Prosecutors in Philadelphia, Pennsylvania will enact a new form of localized cannabis reform under District Attorney Larry Krasner, dropping any minor cannabis charges turned over from local police.

According to the Associated Press, Krasner, a social justice-focused Democrat elected to the DA's office in late 2017, announced last week that his office had dismissed over 50 existing cannabis possession charges and would do the same for any future small-time weed cases.

Cannabis has been decriminalized in the city of Philadelphia since 2014, and Pennsylvania's newly-legal medical cannabis sales began this week, but the City of Brotherly Love is still home to prohibitionist cops and the same racist policing tactics as many American police forces. As a result, minor pot arrests have persisted, with about 10% of all possession incidents still ending in handcuffs.

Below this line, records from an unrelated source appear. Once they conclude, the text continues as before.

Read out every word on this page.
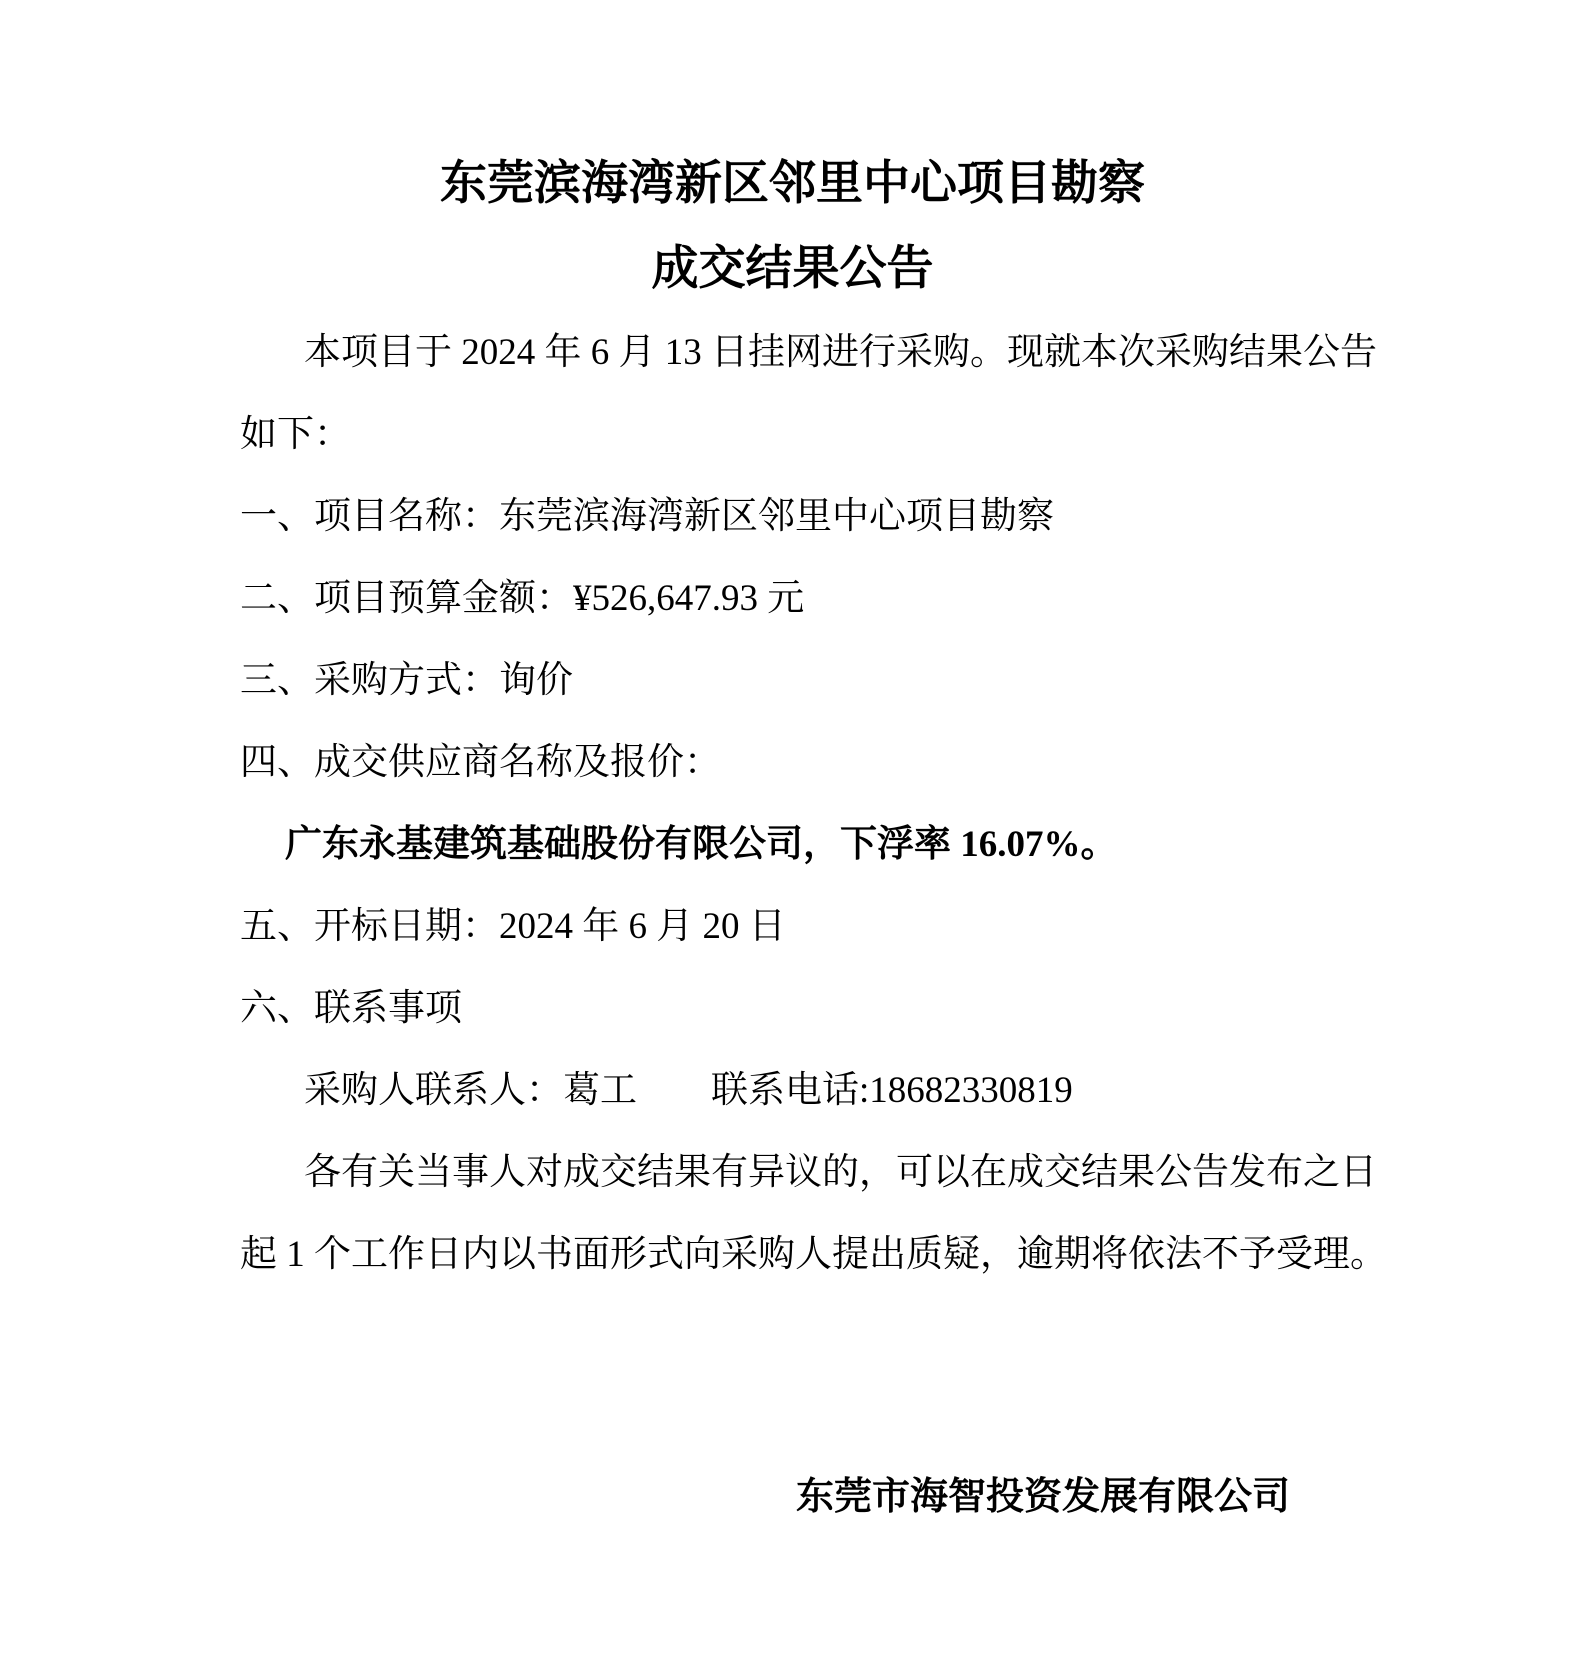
东莞滨海湾新区邻里中心项目勘察
成交结果公告
本项目于 2024 年 6 月 13 日挂网进行采购。现就本次采购结果公告
如下：
一、项目名称：东莞滨海湾新区邻里中心项目勘察
二、项目预算金额：¥526,647.93 元
三、采购方式：询价
四、成交供应商名称及报价：
广东永基建筑基础股份有限公司，下浮率 16.07%。
五、开标日期：2024 年 6 月 20 日
六、联系事项
采购人联系人：葛工　　联系电话:18682330819
各有关当事人对成交结果有异议的，可以在成交结果公告发布之日
起 1 个工作日内以书面形式向采购人提出质疑，逾期将依法不予受理。
东莞市海智投资发展有限公司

"What we're talking about is the 10 percent or so that are charged, as they used to be, as misdemeanors in court," Krasner told reporters. "We are going to tell them to drop any cases that are simply marijuana possession — not selling, not possession with the intent to deliver."

Krasner, who took office just last month, is explicitly seeking to imprison fewer Philadelphians than his predecessors while also going after the city's real criminals. Keeping true to his campaign promises, Krasner has already announced a lawsuit against 10 pharmaceutical companies that he says were most responsible for creating the opioid epidemic across the country and in Philadelphia, specifically.

"The city of Philadelphia has been hurt more than any other city in the nation by the scourge of opioids," Krasner said. "The time for us to act was yesterday, and it is now."

"Make no mistake, it isn't just going to be the kids on the corner," Krasner continued. "It's going to be Big Pharma, it's going to be doctors, it's going to be pain centers, it's going to be pharmacies, and to the extent we have an opportunity, it's going to be distributors who think that money is more important than lives."

And while Krasner's cannabis reform and opioid lawsuit were announced days apart at seperate press conferences, the intersectional benefits of both actions are not lost on the District Attorney.

"There's a direct relation between reducing opioids and opiate deaths and making marijuana available," Krasner told reporters at last week's cannabis-focused press conference.